Literary agent Richard Curtis is a fellow with one eye on the future. His articles about publishing never fail to be provocative and interesting. A post written on the web site Backspace covers a sweep of contemporary history in publishing known as the here and now. The focus of the article is how email and blogging are altering the way publishers receive, evaluate and transmit work submitted for consideration. His article concludes with an assessment of blogging that might startle the literary community; he foresees the doom of literary agents. In his vision writers and editors will meet on the invisible terrain of the blogosphere.
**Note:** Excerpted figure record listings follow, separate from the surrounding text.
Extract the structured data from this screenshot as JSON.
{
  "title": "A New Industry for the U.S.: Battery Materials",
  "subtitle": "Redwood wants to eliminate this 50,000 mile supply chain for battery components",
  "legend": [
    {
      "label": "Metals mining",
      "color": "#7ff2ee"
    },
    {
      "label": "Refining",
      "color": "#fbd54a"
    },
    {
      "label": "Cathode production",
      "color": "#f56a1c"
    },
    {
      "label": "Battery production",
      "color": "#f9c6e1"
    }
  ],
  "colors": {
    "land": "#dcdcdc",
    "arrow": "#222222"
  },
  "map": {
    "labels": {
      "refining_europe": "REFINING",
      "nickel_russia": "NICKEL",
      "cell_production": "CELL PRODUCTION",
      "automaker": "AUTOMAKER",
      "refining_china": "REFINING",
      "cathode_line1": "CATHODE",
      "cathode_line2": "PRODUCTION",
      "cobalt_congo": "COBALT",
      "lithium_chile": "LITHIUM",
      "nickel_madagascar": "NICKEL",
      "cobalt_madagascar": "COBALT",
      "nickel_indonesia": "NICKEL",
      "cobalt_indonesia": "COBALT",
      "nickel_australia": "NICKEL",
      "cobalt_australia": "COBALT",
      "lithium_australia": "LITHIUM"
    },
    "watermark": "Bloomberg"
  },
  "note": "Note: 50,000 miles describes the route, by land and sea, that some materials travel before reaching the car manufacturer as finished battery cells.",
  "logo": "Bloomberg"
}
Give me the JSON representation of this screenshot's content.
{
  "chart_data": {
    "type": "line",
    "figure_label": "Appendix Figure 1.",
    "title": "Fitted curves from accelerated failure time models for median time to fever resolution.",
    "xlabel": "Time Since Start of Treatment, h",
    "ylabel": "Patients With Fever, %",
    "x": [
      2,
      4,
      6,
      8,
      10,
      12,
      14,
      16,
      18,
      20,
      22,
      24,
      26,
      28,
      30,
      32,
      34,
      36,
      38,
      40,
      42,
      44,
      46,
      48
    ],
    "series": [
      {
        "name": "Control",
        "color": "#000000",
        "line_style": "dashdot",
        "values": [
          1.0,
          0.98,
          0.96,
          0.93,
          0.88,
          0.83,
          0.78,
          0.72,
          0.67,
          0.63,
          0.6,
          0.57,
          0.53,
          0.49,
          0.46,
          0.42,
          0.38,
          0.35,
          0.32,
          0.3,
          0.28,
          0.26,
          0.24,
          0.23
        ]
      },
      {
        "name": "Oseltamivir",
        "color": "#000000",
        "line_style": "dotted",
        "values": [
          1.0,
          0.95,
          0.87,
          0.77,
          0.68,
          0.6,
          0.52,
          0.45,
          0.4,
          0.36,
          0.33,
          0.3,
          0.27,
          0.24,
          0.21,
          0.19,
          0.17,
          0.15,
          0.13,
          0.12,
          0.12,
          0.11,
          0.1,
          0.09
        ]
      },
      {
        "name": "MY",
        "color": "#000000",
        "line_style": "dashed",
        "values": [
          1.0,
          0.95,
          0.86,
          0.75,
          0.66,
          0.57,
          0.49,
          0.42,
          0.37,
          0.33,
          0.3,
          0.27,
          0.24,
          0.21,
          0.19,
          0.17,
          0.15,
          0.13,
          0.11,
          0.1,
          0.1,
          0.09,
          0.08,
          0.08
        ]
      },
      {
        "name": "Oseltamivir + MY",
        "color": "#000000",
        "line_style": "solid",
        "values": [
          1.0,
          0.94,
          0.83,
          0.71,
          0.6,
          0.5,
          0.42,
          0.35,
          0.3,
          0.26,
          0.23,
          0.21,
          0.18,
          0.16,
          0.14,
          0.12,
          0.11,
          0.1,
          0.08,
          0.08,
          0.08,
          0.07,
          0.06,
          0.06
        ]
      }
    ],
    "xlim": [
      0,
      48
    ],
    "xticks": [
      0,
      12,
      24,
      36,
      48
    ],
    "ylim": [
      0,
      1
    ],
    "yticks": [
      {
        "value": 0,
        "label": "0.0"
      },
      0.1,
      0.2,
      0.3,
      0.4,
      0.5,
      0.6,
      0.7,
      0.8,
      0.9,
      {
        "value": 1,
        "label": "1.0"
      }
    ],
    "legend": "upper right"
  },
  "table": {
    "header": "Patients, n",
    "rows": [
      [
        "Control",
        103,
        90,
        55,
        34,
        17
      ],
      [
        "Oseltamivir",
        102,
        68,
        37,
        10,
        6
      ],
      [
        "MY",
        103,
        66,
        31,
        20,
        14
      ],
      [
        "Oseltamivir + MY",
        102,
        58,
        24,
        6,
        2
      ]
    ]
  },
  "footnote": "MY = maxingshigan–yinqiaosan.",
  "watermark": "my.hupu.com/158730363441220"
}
Curtis also ranges over the ‘platform’ issue a fin de siecle development assuring the publication of famous people when the urge to write a book strikes their fancy. I’m not naming names but apparently the platform works this way: you’re a New York editor. two manuscripts are sitting on your desk, one by Al Camus, one by the renowned slugger J. Canseco. It’s pretty clear by page three of a side by side comparison that Al’s a talented writer while JC rambles a little. A quick check of the web reveals that Camus doesn’t have a web site, a glamorous photo, or even a TV appearance in his portfolio. Rumor is he’s bald. JC, on the other hand, was struck on the head by a baseball while patroling right field (the sun was out). He’s got fifty web sites, a legion of bookish fans and a tremendous amount of hair. Jose has platform. Jose gets book deal.
Curtis doesn’t try to link the importance of platform to the decline in readership book publishers bemoan; maybe that link doesn’t exist. The rise of one and the fall of the other may only be coincidence; what’s a poorly written book compared to a glam photo of the author? No one is expected to read the thing.